Angola, espulsi 180mila migranti originari del Congo. I testimoni: “Decine di morti”
Dal 1 ottobre sono stati costretti a lasciare il paese dall'esercito angolano e ora si sono rifugiati nelle città e nei villaggi di confine
Dal 1 ottobre 2018 il governo dell’Angola ha espulso circa 180 mila cittadini congolesi che si erano trasferiti nel vicino stato africano. Lo ha riferito l’Alto commissariato per i rifugiati (Acnur), spiegando che decine di migliaia di persone sono state allontanate dalle autorità angolane perché considerate non in regola con i documenti.
I cittadini della Repubblica democratica del Congo sono scappati dal nord-est dell’Angola per tornare nel loro paese d’origine, sotto le minacce del governo angolano che ha fatto intervenire l’esercito e le forze di sicurezza.
Per la maggior parte si tratta di piccoli cercatori di diamanti, schiacciati dalle riforme del governo di Luanda per aumentare le entrate dello Stato e ridurre l’attività mineraria illegale.
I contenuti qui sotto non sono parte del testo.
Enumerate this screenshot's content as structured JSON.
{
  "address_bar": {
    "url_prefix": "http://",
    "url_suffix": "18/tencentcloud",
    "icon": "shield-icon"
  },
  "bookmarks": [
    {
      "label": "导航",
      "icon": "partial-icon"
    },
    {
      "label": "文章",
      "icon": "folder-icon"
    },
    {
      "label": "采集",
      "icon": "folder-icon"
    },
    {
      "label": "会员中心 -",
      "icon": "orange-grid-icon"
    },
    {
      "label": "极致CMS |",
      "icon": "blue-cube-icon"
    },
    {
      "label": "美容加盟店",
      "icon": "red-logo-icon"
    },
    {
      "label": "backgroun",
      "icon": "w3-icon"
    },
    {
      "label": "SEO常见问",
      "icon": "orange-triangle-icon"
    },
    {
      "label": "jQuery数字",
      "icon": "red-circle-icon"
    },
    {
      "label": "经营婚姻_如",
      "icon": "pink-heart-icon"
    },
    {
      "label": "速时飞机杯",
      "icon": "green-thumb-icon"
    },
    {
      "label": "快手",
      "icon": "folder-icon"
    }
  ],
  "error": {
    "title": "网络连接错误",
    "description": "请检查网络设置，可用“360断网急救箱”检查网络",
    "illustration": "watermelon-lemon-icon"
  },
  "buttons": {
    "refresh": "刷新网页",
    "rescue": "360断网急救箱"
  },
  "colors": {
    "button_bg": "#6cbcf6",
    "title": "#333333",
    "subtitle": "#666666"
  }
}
Tra loro molti giovani, ma anche donne con bambini.
Migliaia di persone in fuga si sono viste confiscare le proprietà e hanno dovuto lasciare tutto ciò che avevano.
Secondo la Reuters, che ha raccolto alcune testimonianze sul posto, nella città di Lucapa le truppe angolane avrebbero ucciso decine di persone e bruciato le case.
Centottantamila persone hanno quindi riattraversato il confine, fermandosi nelle città e nei piccoli villaggi di frontiera, come Kamako.
Secondo le Ong locali c’è un rischio elevato di epidemie per l’inadeguatezza dei servizi igienici e l’assenza delle strutture necessarie.
Le autorità angolane hanno negato l’uso della forza, affermando di aver preso dei provvedimenti per l’espulsione dal paese degli stranieri che sono in condizioni di irregolarità.